The US has repeatedly denied pursuing such a pact.
“There is no US discussion of an interim deal and no discussion of sanctions relief, or closing safeguards cases,” a spokesperson for the US National Security Council was quoted as saying.
There have been signs of late of burgeoning diplomatic activity surrounding Oman, which played a key role in jumpstarting the talks that eventually led to the 2015 deal with Iran, which the US pulled out of in 2018.
On Sunday, Oman’s Sultan Haitham bin Tarik landed in Tehran for a two-day jaunt, the first by an Omani leader to the Iranian capital in a decade. The visit came as Iran worked to shed many of the regional rivalries that characterized the past decade, restoring ties with Saudi Arabia and others and expressing support for full diplomatic relations with Egypt for the first time since 1979.
Axios reported that concerns over a possible interim agreement will be on the table when National Security Adviser Tzachi Hanegbi and Strategic Affairs Minister Ron Dermer visit Washington this week.
But Hanegbi, speaking to Army Radio Tuesday, said he knew of no new deal brewing and predicted the Americans would not forge a fresh agreement with Tehran.
“There won’t be a new deal because the Americans are insisting that it be improved — longer and stronger,” he said.
Last week, IDF chief Herzi Halevi warned that Israel could take military action against Iran, citing recent “developments.”
“Iran has made more progress in uranium enrichment than ever before.

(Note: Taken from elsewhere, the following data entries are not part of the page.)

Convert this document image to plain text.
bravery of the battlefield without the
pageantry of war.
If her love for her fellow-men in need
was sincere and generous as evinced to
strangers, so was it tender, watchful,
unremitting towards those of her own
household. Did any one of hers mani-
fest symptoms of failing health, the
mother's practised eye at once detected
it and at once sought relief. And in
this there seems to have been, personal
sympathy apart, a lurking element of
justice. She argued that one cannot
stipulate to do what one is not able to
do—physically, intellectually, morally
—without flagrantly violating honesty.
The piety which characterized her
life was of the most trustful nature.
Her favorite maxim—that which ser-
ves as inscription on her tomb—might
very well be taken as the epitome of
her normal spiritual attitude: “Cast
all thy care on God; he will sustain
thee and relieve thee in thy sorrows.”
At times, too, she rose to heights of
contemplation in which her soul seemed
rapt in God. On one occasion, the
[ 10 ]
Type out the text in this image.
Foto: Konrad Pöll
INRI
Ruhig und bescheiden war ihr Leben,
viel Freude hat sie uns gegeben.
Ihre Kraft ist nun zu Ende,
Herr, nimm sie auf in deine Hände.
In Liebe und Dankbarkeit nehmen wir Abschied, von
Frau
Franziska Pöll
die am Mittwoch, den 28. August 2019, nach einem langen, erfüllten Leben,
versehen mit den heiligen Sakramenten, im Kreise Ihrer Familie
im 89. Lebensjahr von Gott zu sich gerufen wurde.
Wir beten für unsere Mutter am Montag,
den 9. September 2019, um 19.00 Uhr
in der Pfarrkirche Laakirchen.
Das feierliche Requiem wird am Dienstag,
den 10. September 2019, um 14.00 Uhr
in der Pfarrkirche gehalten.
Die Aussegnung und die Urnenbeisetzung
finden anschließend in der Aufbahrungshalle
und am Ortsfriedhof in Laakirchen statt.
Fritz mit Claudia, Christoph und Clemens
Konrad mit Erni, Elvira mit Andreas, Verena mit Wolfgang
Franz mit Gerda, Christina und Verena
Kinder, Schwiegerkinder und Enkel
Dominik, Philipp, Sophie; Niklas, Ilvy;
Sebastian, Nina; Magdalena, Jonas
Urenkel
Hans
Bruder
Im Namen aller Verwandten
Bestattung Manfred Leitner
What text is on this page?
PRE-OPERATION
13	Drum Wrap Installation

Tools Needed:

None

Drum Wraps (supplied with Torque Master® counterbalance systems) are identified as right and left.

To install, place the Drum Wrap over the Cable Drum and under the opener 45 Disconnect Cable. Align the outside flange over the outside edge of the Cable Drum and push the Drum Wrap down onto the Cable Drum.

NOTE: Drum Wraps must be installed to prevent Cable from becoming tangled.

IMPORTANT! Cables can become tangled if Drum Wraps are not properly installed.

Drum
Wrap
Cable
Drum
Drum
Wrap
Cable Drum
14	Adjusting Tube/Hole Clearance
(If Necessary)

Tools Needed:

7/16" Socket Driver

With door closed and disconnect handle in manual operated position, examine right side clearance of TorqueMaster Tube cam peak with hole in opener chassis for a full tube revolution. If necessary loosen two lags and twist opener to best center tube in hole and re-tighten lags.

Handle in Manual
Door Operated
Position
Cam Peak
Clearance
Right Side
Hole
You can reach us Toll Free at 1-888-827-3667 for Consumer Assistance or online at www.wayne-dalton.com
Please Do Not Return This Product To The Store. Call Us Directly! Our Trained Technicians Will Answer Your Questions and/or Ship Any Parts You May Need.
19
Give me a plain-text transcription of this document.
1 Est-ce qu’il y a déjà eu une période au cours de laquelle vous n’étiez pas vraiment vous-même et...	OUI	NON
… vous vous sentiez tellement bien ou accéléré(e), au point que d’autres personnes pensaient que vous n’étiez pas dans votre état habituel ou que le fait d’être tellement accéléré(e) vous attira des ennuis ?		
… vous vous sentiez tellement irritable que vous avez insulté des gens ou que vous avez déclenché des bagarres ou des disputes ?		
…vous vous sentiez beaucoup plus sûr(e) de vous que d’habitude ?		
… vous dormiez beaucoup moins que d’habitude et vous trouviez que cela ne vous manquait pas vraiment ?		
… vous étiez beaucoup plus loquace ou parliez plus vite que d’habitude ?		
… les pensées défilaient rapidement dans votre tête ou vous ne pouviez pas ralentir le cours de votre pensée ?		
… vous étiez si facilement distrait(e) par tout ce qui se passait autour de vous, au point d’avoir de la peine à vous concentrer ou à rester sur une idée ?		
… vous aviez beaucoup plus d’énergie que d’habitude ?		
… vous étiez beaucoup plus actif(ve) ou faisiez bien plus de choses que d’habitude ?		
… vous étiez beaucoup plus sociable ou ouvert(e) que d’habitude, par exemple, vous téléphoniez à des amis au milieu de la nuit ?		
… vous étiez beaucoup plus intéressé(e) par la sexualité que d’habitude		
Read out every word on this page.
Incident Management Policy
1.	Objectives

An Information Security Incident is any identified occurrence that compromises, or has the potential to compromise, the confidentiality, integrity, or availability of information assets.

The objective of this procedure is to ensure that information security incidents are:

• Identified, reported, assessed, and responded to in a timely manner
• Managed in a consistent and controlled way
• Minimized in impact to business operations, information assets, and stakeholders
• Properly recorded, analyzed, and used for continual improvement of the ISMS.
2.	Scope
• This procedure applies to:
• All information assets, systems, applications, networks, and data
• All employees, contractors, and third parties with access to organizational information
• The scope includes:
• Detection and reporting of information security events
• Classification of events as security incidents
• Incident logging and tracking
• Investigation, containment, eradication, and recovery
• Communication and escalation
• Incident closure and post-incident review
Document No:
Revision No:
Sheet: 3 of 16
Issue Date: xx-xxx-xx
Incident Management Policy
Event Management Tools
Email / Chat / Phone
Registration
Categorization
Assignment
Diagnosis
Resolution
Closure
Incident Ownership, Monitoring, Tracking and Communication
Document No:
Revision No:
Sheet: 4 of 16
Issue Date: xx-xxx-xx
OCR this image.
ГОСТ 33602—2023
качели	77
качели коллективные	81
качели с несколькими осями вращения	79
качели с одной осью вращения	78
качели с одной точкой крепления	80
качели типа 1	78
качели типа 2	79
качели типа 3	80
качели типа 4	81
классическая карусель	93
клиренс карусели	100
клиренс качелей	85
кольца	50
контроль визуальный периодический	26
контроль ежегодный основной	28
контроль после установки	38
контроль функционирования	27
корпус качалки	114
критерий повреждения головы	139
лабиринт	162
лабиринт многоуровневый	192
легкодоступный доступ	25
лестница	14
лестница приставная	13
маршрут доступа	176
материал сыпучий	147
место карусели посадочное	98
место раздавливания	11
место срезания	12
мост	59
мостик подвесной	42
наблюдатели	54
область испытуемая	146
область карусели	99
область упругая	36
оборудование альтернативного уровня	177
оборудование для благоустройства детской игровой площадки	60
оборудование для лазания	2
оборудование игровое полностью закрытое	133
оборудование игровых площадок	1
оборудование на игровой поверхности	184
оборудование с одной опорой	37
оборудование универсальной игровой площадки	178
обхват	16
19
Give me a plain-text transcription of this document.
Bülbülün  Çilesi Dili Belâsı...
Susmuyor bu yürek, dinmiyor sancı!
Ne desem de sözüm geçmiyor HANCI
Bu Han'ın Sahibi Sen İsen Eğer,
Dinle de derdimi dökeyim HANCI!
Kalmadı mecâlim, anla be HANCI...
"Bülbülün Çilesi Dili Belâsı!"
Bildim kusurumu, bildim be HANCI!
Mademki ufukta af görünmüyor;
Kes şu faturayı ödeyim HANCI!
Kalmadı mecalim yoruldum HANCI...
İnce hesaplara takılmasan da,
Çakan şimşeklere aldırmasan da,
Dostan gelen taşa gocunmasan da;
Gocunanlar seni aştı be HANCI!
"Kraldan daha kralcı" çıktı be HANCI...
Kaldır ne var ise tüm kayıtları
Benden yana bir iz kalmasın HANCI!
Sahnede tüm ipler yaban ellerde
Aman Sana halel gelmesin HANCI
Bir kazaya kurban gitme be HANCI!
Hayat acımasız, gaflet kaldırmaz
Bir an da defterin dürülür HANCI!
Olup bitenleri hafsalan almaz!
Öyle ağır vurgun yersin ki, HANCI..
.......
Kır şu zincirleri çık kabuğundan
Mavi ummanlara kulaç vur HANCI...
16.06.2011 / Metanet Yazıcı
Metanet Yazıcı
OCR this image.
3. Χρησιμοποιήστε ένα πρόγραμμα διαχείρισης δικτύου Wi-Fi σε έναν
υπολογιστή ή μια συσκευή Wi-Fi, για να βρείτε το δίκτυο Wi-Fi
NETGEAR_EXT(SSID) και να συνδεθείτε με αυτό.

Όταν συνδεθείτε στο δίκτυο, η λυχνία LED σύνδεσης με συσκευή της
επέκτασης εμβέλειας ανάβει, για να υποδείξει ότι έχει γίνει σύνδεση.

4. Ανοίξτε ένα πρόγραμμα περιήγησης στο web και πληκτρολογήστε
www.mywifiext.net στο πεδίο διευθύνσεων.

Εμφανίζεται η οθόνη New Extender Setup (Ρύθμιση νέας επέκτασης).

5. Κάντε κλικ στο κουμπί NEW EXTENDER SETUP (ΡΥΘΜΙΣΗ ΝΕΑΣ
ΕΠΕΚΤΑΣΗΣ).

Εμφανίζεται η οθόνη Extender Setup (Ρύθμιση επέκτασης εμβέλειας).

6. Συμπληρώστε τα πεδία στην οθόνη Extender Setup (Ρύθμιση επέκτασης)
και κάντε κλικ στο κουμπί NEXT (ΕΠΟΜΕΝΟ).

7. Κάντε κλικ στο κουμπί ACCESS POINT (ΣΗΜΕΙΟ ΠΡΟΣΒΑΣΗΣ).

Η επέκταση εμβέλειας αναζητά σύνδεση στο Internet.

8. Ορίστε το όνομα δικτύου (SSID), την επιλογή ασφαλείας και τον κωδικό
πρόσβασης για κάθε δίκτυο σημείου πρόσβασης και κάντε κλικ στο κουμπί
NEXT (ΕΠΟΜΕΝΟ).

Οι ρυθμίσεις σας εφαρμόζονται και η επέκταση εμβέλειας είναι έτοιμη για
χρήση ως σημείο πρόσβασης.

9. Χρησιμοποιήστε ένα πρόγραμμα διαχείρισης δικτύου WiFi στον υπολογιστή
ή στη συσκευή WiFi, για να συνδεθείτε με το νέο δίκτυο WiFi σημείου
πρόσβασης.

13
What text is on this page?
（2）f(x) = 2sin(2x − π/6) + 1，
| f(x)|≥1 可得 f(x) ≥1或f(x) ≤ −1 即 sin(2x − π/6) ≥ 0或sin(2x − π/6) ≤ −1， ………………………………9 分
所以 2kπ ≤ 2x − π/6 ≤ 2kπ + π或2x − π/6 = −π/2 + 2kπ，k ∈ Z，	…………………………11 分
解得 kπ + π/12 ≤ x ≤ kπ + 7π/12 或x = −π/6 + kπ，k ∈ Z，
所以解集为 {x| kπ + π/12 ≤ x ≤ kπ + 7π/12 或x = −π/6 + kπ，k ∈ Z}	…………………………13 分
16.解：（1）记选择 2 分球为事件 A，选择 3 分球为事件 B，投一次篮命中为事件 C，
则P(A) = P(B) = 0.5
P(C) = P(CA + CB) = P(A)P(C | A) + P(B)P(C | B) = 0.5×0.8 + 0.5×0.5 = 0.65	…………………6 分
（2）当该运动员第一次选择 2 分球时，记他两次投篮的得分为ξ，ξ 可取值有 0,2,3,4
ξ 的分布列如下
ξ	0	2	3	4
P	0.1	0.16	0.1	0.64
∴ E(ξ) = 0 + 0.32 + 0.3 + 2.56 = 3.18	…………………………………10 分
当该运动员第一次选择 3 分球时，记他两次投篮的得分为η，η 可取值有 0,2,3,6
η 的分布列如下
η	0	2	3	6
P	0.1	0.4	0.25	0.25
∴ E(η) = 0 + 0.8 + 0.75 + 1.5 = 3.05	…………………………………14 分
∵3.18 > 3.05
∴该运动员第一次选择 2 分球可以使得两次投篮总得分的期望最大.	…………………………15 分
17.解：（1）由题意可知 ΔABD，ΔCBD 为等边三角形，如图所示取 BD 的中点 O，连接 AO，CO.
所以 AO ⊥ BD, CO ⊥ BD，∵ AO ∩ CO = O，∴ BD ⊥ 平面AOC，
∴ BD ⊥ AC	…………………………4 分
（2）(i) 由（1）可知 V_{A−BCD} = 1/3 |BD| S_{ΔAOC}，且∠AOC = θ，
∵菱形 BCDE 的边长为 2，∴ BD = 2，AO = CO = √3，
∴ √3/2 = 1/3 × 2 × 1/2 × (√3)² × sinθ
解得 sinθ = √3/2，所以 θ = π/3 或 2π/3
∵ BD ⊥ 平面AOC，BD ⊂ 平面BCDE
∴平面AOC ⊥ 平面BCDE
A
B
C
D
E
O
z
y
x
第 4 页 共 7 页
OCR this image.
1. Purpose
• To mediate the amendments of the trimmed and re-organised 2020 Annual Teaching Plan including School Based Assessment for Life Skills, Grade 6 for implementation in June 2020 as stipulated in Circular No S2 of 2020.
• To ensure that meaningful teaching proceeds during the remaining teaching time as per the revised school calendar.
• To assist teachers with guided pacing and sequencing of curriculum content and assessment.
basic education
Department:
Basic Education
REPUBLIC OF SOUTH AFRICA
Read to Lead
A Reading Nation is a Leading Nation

We are also closely examining other aspects of the [Iranians’] path to nuclear capability,” he said at a conference. “Without going into details, there are possible negative developments on the horizon that could prompt action.”
In February, Iran admitted that it had enriched uranium to nearly 84 percent purity, just a small step away from weapons-grade material. But on Tuesday, the country’s state-run news agency claimed inspectors from the Vienna-based International Atomic Energy Agency had ended a probe into the enrichment activity, and an investigation into a site where traces of nuclear work were found, ahead of a scheduled quarterly report by the UN watchdog.
Disagreements with the IAEA over its inspections had been reported as one of the issues that sank nuclear talks as they reached the finish line in August. Malley told NPR that Iran had “turned its back on a very realistic deal.”
He also warned that “all options remain on the table,” a nod to Israel’s push for a credible military threat to backstop diplomatic efforts.
“But we will also pursue diplomacy, because we think that’s the most verifiable and sustainable way to prevent them from getting a bomb,” Malley said.